In our long-range throughput testing, the AX11000’s upper band had by far the best upload speeds and the second-best download speeds of any router we tested, and it blew past the competition in the centralized tests too. The lower band’s performance was middle-of-the-pack In our multi-device tests, meanwhile, the lower band beat the GX90 and rivaled the Asus RT-AX86U for latency and speed, while the upper band crawled.

As with the GX90, putting the WoW client on its own 5GHz band and everything else on the other gave us the lowest ping in WoW and slightly improved throughput on everything else, but anyone seriously concerned enough with gaming latency to notice this should just use a wired connection.
The Archer AX11000 has similar features to the GX90, but it doesn’t support automatic firmware updates.
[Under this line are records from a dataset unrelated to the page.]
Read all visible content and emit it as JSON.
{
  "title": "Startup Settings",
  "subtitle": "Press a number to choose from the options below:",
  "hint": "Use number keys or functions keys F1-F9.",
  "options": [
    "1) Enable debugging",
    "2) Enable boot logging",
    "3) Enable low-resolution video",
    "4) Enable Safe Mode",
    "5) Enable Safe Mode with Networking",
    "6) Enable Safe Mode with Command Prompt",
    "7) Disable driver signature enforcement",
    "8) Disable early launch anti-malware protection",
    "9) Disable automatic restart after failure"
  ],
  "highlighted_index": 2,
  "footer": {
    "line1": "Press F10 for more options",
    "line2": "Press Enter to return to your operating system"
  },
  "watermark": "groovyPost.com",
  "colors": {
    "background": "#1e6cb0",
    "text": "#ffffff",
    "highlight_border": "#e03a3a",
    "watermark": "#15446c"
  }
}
This router is a few years old, but we don’t see why that incredibly useful feature couldn’t be added as part of a software update itself.

It’s nice that the AX11000 has eight LAN ports, and a USB-C port for connected storage, but those aren’t essential. We don’t see any reason to pick up the A11000 instead of the slightly less expensive, faster, and more consistent GX90, or any reason you should opt for either when you can get the Asus RT-AX86U for the same price.

Asus GT-AX11000

$295 at Amazon

The Asus GT-AX11000 router cost a whopping $430 at the time of our testing, but it was soundly beaten in long-range performance by routers that cost half as much or less—including Asus’ own GS-AX5400 and our primary pick, the RT-AX86U. As a tri-band router, it shared the same performance issues as the aforementioned TP-Link routers; depending on which 5GHz network we used, we experienced noticeable speed differences, except they ranged from so-so to poor rather than great to okay. This may be because the router defaulted to 160MHz channel width even in an incredibly crowded Wi-Fi neighborhood, opening itself up to interference from all over. A router this expensive should be smarter than that.

Asus ROG Strix GS-AX5400

$260 at Newegg

The ROG Strix GS-AX5400 was the least expensive gaming-branded router we tested. It performed very well on our long-range tests for 5GHz, but it wasn’t as fast as the finalists. It’s smaller size and restrained design (including a lovely front glow) makes it a welcome alternative to the bulky, antenna-party look of some of the other gaming routers we tested, but it’s not quite built for a next-generation home. The Asus RT-AX86U has the same interface, more features, a 2.5Gbps port, and better performance for the same price.

Netgear Nighthawk XR1000

$370 $200 at Amazon

The Netgear Nighthawk XR1000 was our biggest disappointment, because its DumaOS web configuration screen is one of the best we’ve used. It’s beautifully designed, incredibly responsive, and is chock-full of useful information on its very first screen—a gigantic dashboard that shows your internet status, guest Wi-Fi network status, CPU usage, and current download and upload traffic. That’s just the default; you can pin just about any panel from any section to this dashboard, giving you an easy way to quickly access settings and stats you care about most.

We’re not done. A built-in Geo-Filter lets you restrict connections to faraway servers and players, giving you a way to self-optimize by forcing connections to closer hosts and servers. Similarly, a Ping Heatmap helps you figure out map server locations (with ping rates) for the games you play, so you can try for the best connection. You can also run a speed test directly from the router, which gives you more accurate results about your own connection’s download speeds, upload speeds, and latency than running from a connected client.

The XR1000 also supports many of the standard features we look for, including guest networks, WPA encryption, DFS channels on 5GHz, schedulable parental controls (via a pretty thorough Traffic Controller feature), automatic firmware updates, OpenVPN, and VLANs.
But as good as this router looks via a web browser, its performance left much to be desired. On our long-range tests of its 5GHz network, the XR1000 performed worst of all seven gaming routers we tested. Fancy features and beautiful user interfaces are great to have, but you’re a lot more likely to notice performance issues when they pop up.